Mind mapping-based literature review on ethnographic
research: step 2 (mind mapping) output
By adopting the findings from the
MMBLR approach step 1 on ethnographic research, the writer constructs a
companion mind map shown as Figure 1.
Referring to the mind map on ethnographic
research, the topic label is shown right at the centre of the map as a large
blob. Four main branches are attached to it, corresponding to the four themes
identified in the thematic analysis. In the same vein, two branches have
sub-branches, which represent the sub-themes recognized in the thematic
analysis findings (i.e., the MMBLR approach step 1). The links and ending nodes
with key phrases represent the points from the thematic analysis. As a whole,
the mind map renders an image of the knowledge structure on ethnographic
research based on the thematic analysis findings, see also the Literature on ethnographic research Facebook
page for additional information on ethnographic research. Constructing the
mind map is part of the learning process on literature review. The mind mapping
process is speedy and entertaining. The resultant mind map also serves as a
useful presentation and teaching material. This mind mapping experience confirms
the writer’s previous experience using on the MMBLR approach (Ho, 2016).

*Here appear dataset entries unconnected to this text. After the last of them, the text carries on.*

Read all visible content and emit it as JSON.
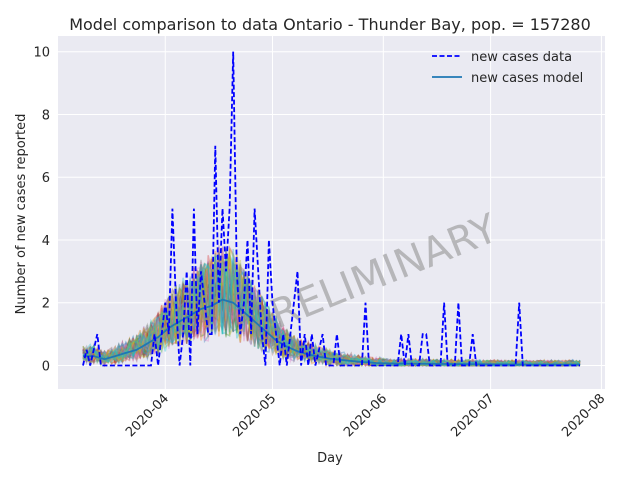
{
  "chart_data": {
    "type": "line",
    "title": "Model comparison to data Ontario - Thunder Bay, pop. = 157280",
    "xlabel": "Day",
    "ylabel": "Number of new cases reported",
    "xlim": [
      "2020-03-02",
      "2020-08-02"
    ],
    "ylim": [
      -0.75,
      10.5
    ],
    "yticks": [
      0,
      2,
      4,
      6,
      8,
      10
    ],
    "xticks": [
      "2020-04",
      "2020-05",
      "2020-06",
      "2020-07",
      "2020-08"
    ],
    "grid": true,
    "legend_position": "top-right",
    "watermark": "PRELIMINARY",
    "colors": {
      "background": "#eaeaf2",
      "data_line": "#0000ff",
      "model_line": "#1f77b4",
      "ensemble": [
        "#1f77b4",
        "#ff7f0e",
        "#2ca02c",
        "#d62728",
        "#9467bd",
        "#8c564b",
        "#e377c2",
        "#7f7f7f",
        "#bcbd22",
        "#17becf"
      ]
    },
    "series": [
      {
        "name": "new cases data",
        "style": "dashed",
        "points": [
          [
            "2020-03-09",
            0
          ],
          [
            "2020-03-10",
            0.5
          ],
          [
            "2020-03-11",
            0
          ],
          [
            "2020-03-13",
            1
          ],
          [
            "2020-03-14",
            0
          ],
          [
            "2020-03-15",
            0
          ],
          [
            "2020-03-28",
            0
          ],
          [
            "2020-03-29",
            1
          ],
          [
            "2020-03-30",
            0
          ],
          [
            "2020-03-31",
            1
          ],
          [
            "2020-04-01",
            2
          ],
          [
            "2020-04-02",
            1
          ],
          [
            "2020-04-03",
            5
          ],
          [
            "2020-04-04",
            2
          ],
          [
            "2020-04-05",
            0
          ],
          [
            "2020-04-06",
            1
          ],
          [
            "2020-04-07",
            3
          ],
          [
            "2020-04-08",
            0
          ],
          [
            "2020-04-09",
            5
          ],
          [
            "2020-04-10",
            1
          ],
          [
            "2020-04-11",
            3
          ],
          [
            "2020-04-12",
            2
          ],
          [
            "2020-04-13",
            1
          ],
          [
            "2020-04-14",
            1
          ],
          [
            "2020-04-15",
            7
          ],
          [
            "2020-04-16",
            2
          ],
          [
            "2020-04-17",
            5
          ],
          [
            "2020-04-18",
            3
          ],
          [
            "2020-04-19",
            5
          ],
          [
            "2020-04-20",
            10
          ],
          [
            "2020-04-21",
            3
          ],
          [
            "2020-04-22",
            1
          ],
          [
            "2020-04-23",
            2
          ],
          [
            "2020-04-24",
            4
          ],
          [
            "2020-04-25",
            1
          ],
          [
            "2020-04-26",
            5
          ],
          [
            "2020-04-27",
            3
          ],
          [
            "2020-04-28",
            1
          ],
          [
            "2020-04-29",
            0
          ],
          [
            "2020-04-30",
            4
          ],
          [
            "2020-05-01",
            2
          ],
          [
            "2020-05-02",
            1
          ],
          [
            "2020-05-03",
            0
          ],
          [
            "2020-05-04",
            1
          ],
          [
            "2020-05-05",
            0
          ],
          [
            "2020-05-08",
            3
          ],
          [
            "2020-05-09",
            0
          ],
          [
            "2020-05-10",
            1
          ],
          [
            "2020-05-11",
            0
          ],
          [
            "2020-05-12",
            1
          ],
          [
            "2020-05-13",
            0
          ],
          [
            "2020-05-15",
            1
          ],
          [
            "2020-05-16",
            0
          ],
          [
            "2020-05-18",
            0
          ],
          [
            "2020-05-19",
            1
          ],
          [
            "2020-05-20",
            0
          ],
          [
            "2020-05-26",
            0
          ],
          [
            "2020-05-27",
            2
          ],
          [
            "2020-05-28",
            0
          ],
          [
            "2020-06-05",
            0
          ],
          [
            "2020-06-06",
            1
          ],
          [
            "2020-06-07",
            0
          ],
          [
            "2020-06-08",
            1
          ],
          [
            "2020-06-09",
            0
          ],
          [
            "2020-06-11",
            0
          ],
          [
            "2020-06-12",
            1
          ],
          [
            "2020-06-13",
            1
          ],
          [
            "2020-06-14",
            0
          ],
          [
            "2020-06-17",
            0
          ],
          [
            "2020-06-18",
            2
          ],
          [
            "2020-06-19",
            0
          ],
          [
            "2020-06-21",
            0
          ],
          [
            "2020-06-22",
            2
          ],
          [
            "2020-06-23",
            0
          ],
          [
            "2020-06-25",
            0
          ],
          [
            "2020-06-26",
            1
          ],
          [
            "2020-06-27",
            0
          ],
          [
            "2020-07-08",
            0
          ],
          [
            "2020-07-09",
            2
          ],
          [
            "2020-07-10",
            0
          ],
          [
            "2020-07-26",
            0
          ]
        ]
      },
      {
        "name": "new cases model",
        "style": "solid",
        "points": [
          [
            "2020-03-09",
            0.3
          ],
          [
            "2020-03-12",
            0.3
          ],
          [
            "2020-03-15",
            0.2
          ],
          [
            "2020-03-18",
            0.3
          ],
          [
            "2020-03-21",
            0.4
          ],
          [
            "2020-03-24",
            0.5
          ],
          [
            "2020-03-27",
            0.7
          ],
          [
            "2020-03-30",
            0.9
          ],
          [
            "2020-04-02",
            1.2
          ],
          [
            "2020-04-05",
            1.4
          ],
          [
            "2020-04-08",
            1.6
          ],
          [
            "2020-04-11",
            1.8
          ],
          [
            "2020-04-14",
            1.9
          ],
          [
            "2020-04-17",
            2.1
          ],
          [
            "2020-04-20",
            2.0
          ],
          [
            "2020-04-23",
            1.7
          ],
          [
            "2020-04-26",
            1.4
          ],
          [
            "2020-04-29",
            1.1
          ],
          [
            "2020-05-02",
            0.8
          ],
          [
            "2020-05-05",
            0.6
          ],
          [
            "2020-05-08",
            0.45
          ],
          [
            "2020-05-11",
            0.35
          ],
          [
            "2020-05-14",
            0.28
          ],
          [
            "2020-05-17",
            0.22
          ],
          [
            "2020-05-20",
            0.18
          ],
          [
            "2020-05-25",
            0.12
          ],
          [
            "2020-05-30",
            0.08
          ],
          [
            "2020-06-05",
            0.06
          ],
          [
            "2020-06-15",
            0.05
          ],
          [
            "2020-06-25",
            0.04
          ],
          [
            "2020-07-10",
            0.03
          ],
          [
            "2020-07-26",
            0.03
          ]
        ]
      }
    ]
  }
}
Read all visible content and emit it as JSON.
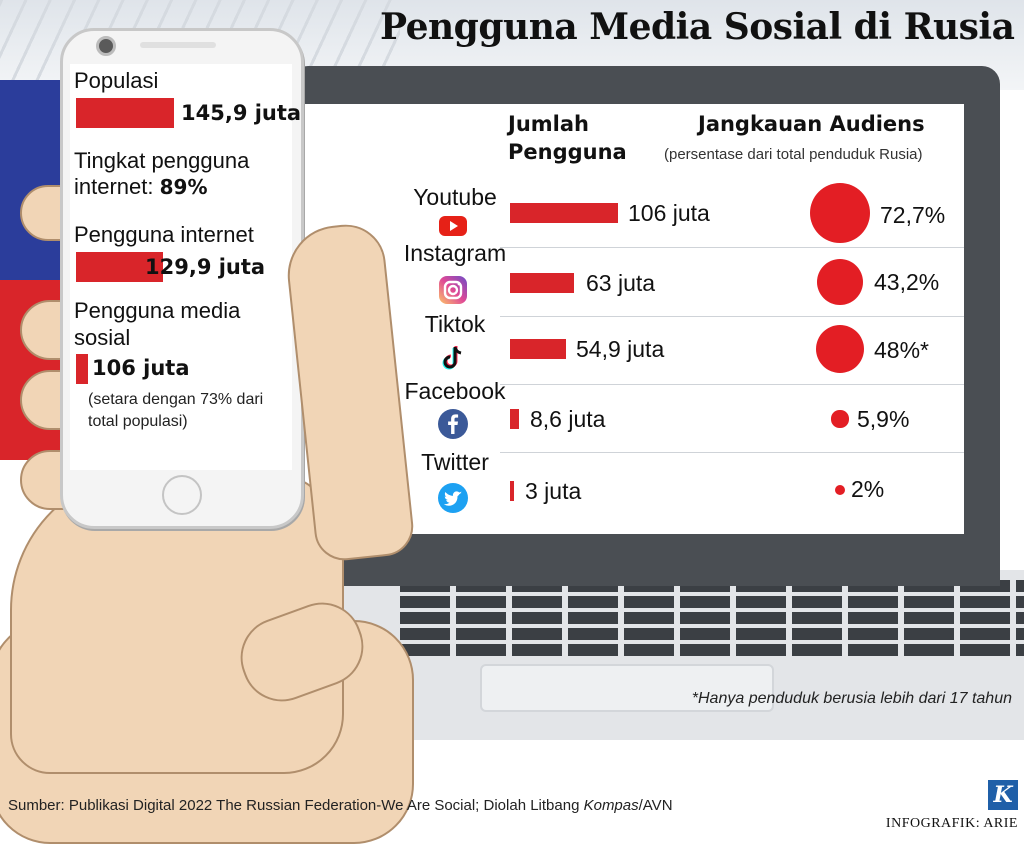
{
  "title": "Pengguna Media Sosial di Rusia",
  "phone": {
    "populasi_label": "Populasi",
    "populasi_value": "145,9 juta",
    "tingkat_label_1": "Tingkat pengguna",
    "tingkat_label_2": "internet: ",
    "tingkat_value": "89%",
    "internet_label": "Pengguna internet",
    "internet_value": "129,9 juta",
    "media_label_1": "Pengguna media",
    "media_label_2": "sosial",
    "media_value": "106 juta",
    "note_1": "(setara dengan 73% dari",
    "note_2": "total populasi)"
  },
  "table": {
    "col1_line1": "Jumlah",
    "col1_line2": "Pengguna",
    "col2_title": "Jangkauan Audiens",
    "col2_sub": "(persentase dari total penduduk Rusia)"
  },
  "chart_data": {
    "type": "bar",
    "categories": [
      "Youtube",
      "Instagram",
      "Tiktok",
      "Facebook",
      "Twitter"
    ],
    "series": [
      {
        "name": "Jumlah Pengguna",
        "values": [
          106,
          63,
          54.9,
          8.6,
          3
        ],
        "labels": [
          "106 juta",
          "63 juta",
          "54,9 juta",
          "8,6 juta",
          "3 juta"
        ]
      },
      {
        "name": "Jangkauan Audiens",
        "values": [
          72.7,
          43.2,
          48,
          5.9,
          2
        ],
        "labels": [
          "72,7%",
          "43,2%",
          "48%*",
          "5,9%",
          "2%"
        ]
      }
    ],
    "phone_stats": [
      {
        "label": "Populasi",
        "value": 145.9
      },
      {
        "label": "Pengguna internet",
        "value": 129.9
      },
      {
        "label": "Pengguna media sosial",
        "value": 106
      }
    ]
  },
  "icons": [
    "youtube-icon",
    "instagram-icon",
    "tiktok-icon",
    "facebook-icon",
    "twitter-icon"
  ],
  "colors": {
    "accent": "#d9252a",
    "youtube": "#e62117",
    "instagram": "#d6249f",
    "facebook": "#3b5998",
    "twitter": "#1da1f2"
  },
  "footnote": "*Hanya penduduk berusia lebih dari 17 tahun",
  "source_prefix": "Sumber: Publikasi Digital 2022 The Russian Federation-We Are Social; Diolah Litbang ",
  "source_italic": "Kompas",
  "source_suffix": "/AVN",
  "credit": "INFOGRAFIK: ARIE",
  "logo_letter": "K"
}
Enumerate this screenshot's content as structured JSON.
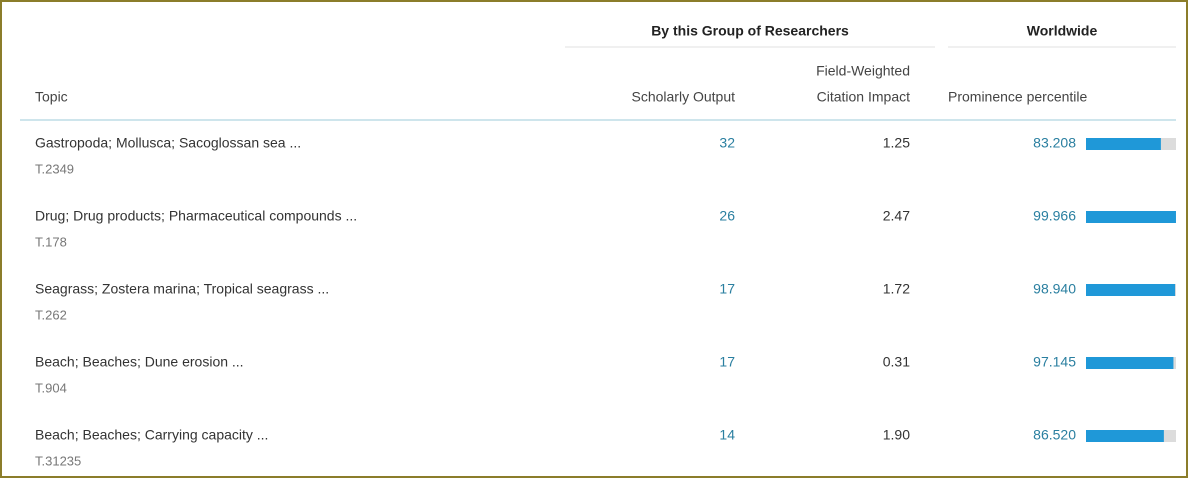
{
  "table": {
    "group_headers": [
      "By this Group of Researchers",
      "Worldwide"
    ],
    "columns": [
      "Topic",
      "Scholarly Output",
      "Field-Weighted",
      "Citation Impact",
      "Prominence percentile"
    ],
    "rows": [
      {
        "topic": "Gastropoda; Mollusca; Sacoglossan sea ...",
        "id": "T.2349",
        "output": 32,
        "fwci": "1.25",
        "percentile": "83.208"
      },
      {
        "topic": "Drug; Drug products; Pharmaceutical compounds ...",
        "id": "T.178",
        "output": 26,
        "fwci": "2.47",
        "percentile": "99.966"
      },
      {
        "topic": "Seagrass; Zostera marina; Tropical seagrass ...",
        "id": "T.262",
        "output": 17,
        "fwci": "1.72",
        "percentile": "98.940"
      },
      {
        "topic": "Beach; Beaches; Dune erosion ...",
        "id": "T.904",
        "output": 17,
        "fwci": "0.31",
        "percentile": "97.145"
      },
      {
        "topic": "Beach; Beaches; Carrying capacity ...",
        "id": "T.31235",
        "output": 14,
        "fwci": "1.90",
        "percentile": "86.520"
      }
    ]
  }
}
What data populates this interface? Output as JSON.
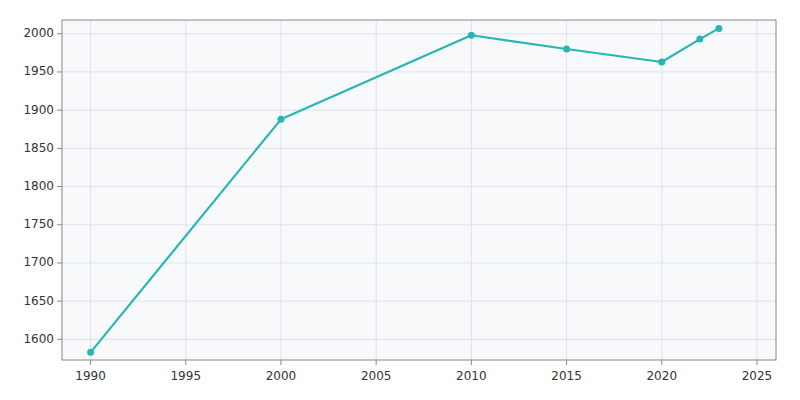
{
  "chart_data": {
    "type": "line",
    "x": [
      1990,
      2000,
      2010,
      2015,
      2020,
      2022,
      2023
    ],
    "values": [
      1583,
      1888,
      1998,
      1980,
      1963,
      1993,
      2007
    ],
    "color": "#2ab5b5",
    "marker": "circle",
    "xlim": [
      1988.5,
      2026
    ],
    "ylim": [
      1573,
      2018
    ],
    "xticks": [
      1990,
      1995,
      2000,
      2005,
      2010,
      2015,
      2020,
      2025
    ],
    "yticks": [
      1600,
      1650,
      1700,
      1750,
      1800,
      1850,
      1900,
      1950,
      2000
    ],
    "grid": true
  }
}
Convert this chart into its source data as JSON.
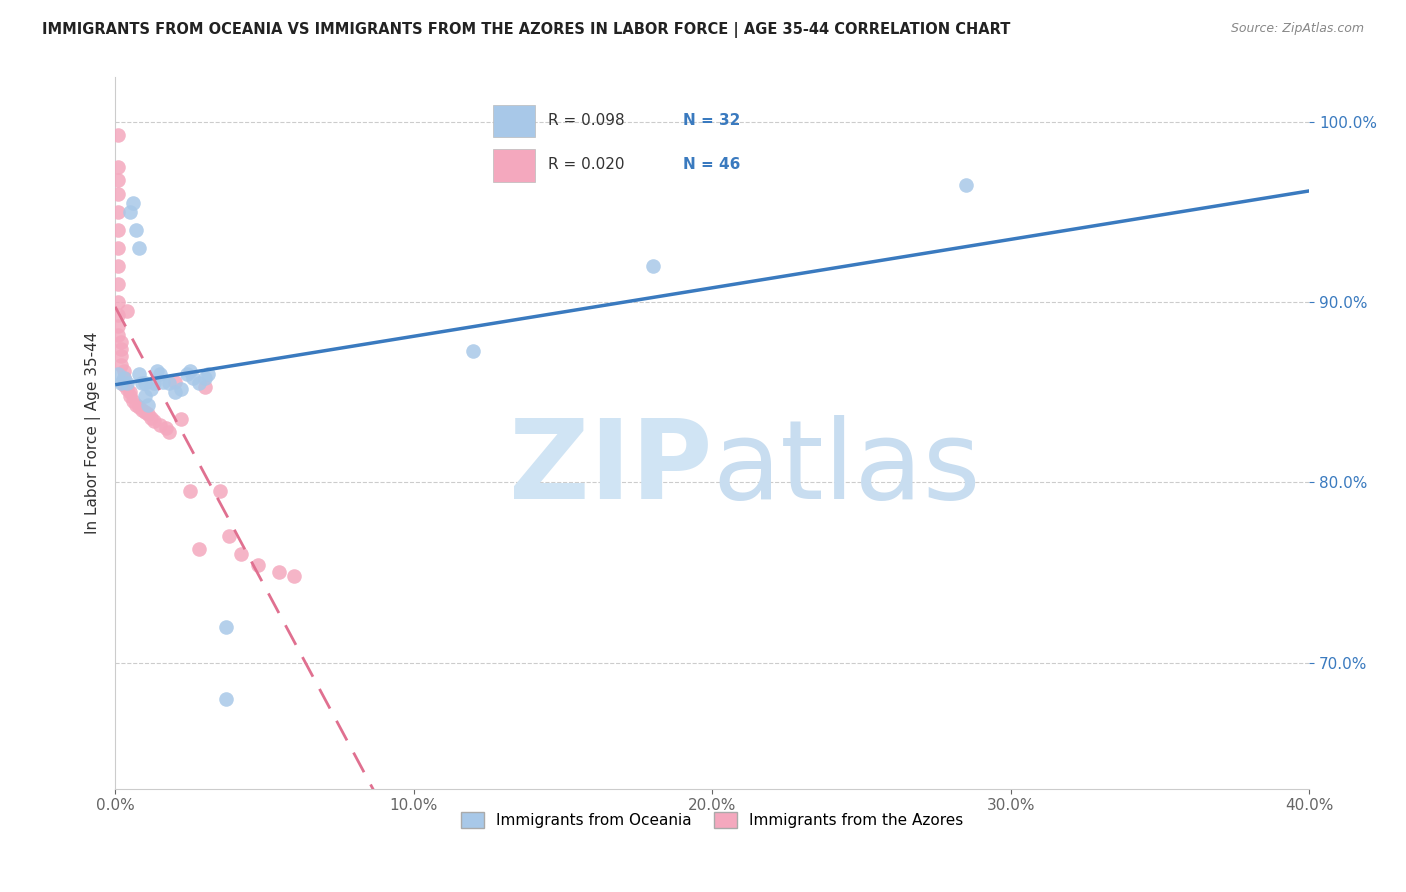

Readers are also referred to the Literature
on literature review Facebook page and the Literature on mind mapping Facebook page for additional information
on these two topics.
Concluding remarks
The MMBLR approach to study ethnographic
research provided here is mainly for its practice illustration as its
procedures have been refined via a number of its employment on an array of
topics (Ho, 2016). No additional MMBLR steps nor notions have been introduced
in this article. In this respect, the exercise reported here primarily offers
some pedagogical value as well as some systematic and stimulated learning on ethnographic
research. Nevertheless, the thematic findings and the image of the knowledge
structure on ethnographic research in the form of a mind map should also be of
academic value to those who research on this topic.